Monday, May 24, 2010

Everything is now like cocaine

We hear that greed caused the meltdown, and that making money is as addictive and destructive as cocaine.

Here's that story:

An example cited in his book involves a successful hedge-fund manager responsible for a $300 million fund who is constantly looking for new investments. Gawande's discussion with the fund manager is about how to avoid making bad investment decisions. Turns out, in addition to being smart and having loads of financial information, it takes extreme discipline. That's because of something called "cocaine brain."

What?


Researchers have discovered that making money, such as is done by investors, stimulates the same part of the brain that using cocaine stimulates. The more you have, the more you want until it kills you, or you learn to control it. The hedge-fund manager points out that many big investors get into trouble because of "cocaine brain."

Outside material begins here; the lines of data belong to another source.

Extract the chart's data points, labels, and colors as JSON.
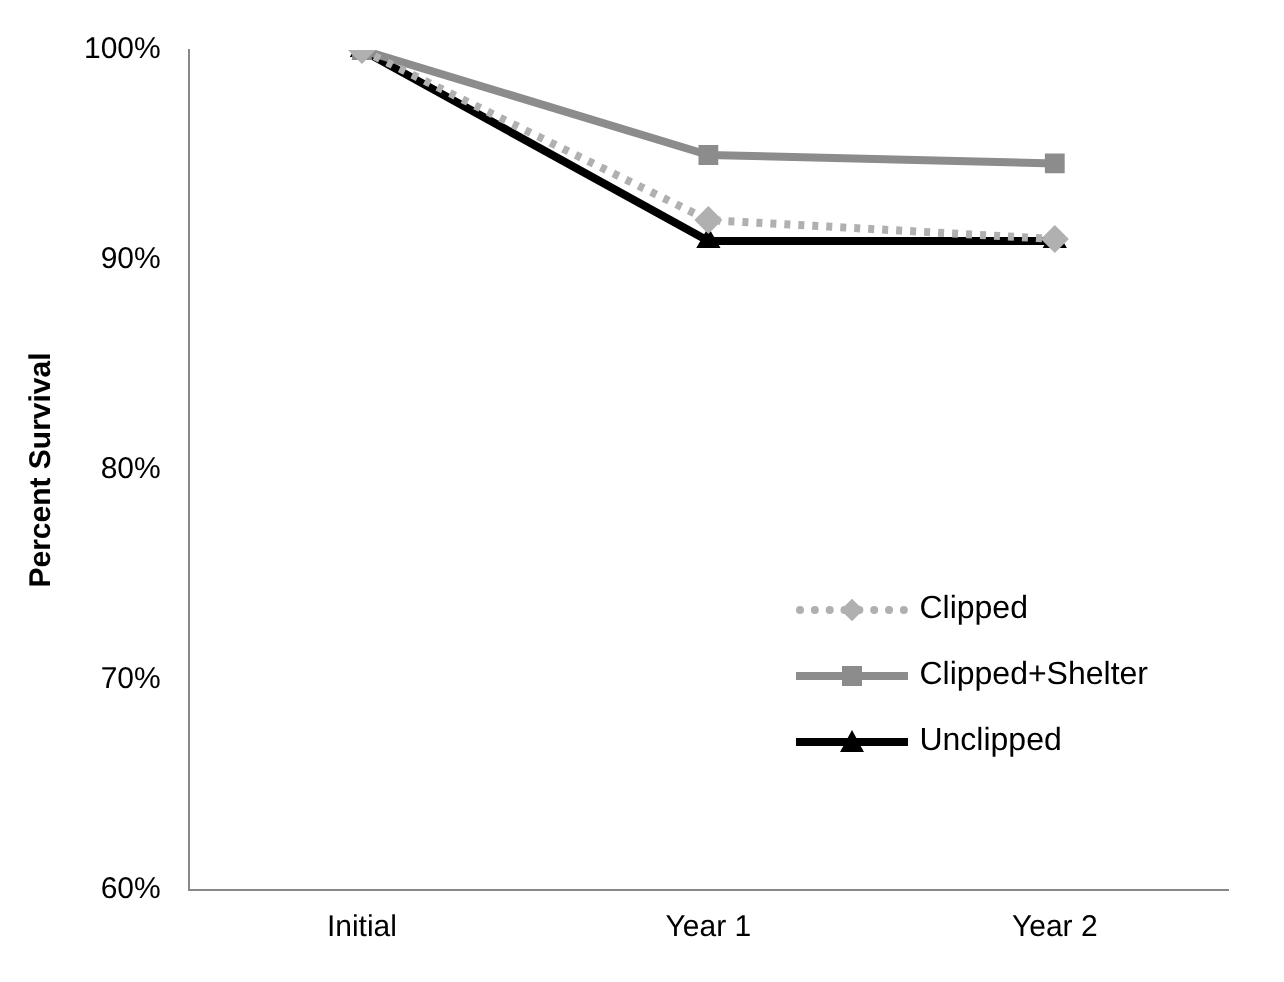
{
  "chart_data": {
    "type": "line",
    "ylabel": "Percent Survival",
    "categories": [
      "Initial",
      "Year 1",
      "Year 2"
    ],
    "series": [
      {
        "name": "Clipped",
        "color": "#b0b0b0",
        "values": [
          100,
          91.9,
          91
        ],
        "marker": "diamond",
        "line_style": "dotted"
      },
      {
        "name": "Clipped+Shelter",
        "color": "#8c8c8c",
        "values": [
          100,
          95,
          94.6
        ],
        "marker": "square",
        "line_style": "solid"
      },
      {
        "name": "Unclipped",
        "color": "#000000",
        "values": [
          100,
          90.9,
          90.9
        ],
        "marker": "triangle",
        "line_style": "solid"
      }
    ],
    "ylim": [
      60,
      100
    ],
    "yticks": [
      {
        "value": 60,
        "label": "60%"
      },
      {
        "value": 70,
        "label": "70%"
      },
      {
        "value": 80,
        "label": "80%"
      },
      {
        "value": 90,
        "label": "90%"
      },
      {
        "value": 100,
        "label": "100%"
      }
    ],
    "grid": false,
    "legend": "right"
  }
}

Now think about what happened on Wall Street. People with huge amounts of money couldn't stop trying to get more. Despite being smart, they lost their ability to make sound judgments, just like cocaine users. In Gawande's example, the investor has figured out a way to avoid the "cocaine brain" syndrome by religiously sticking to an investment decision checklist he has developed.

On fact, this story was picked up by MSM:



So now add videogames to your cocaine checklist!

But somehow, that doesn't have the same story line unless it's coke and Wall Street!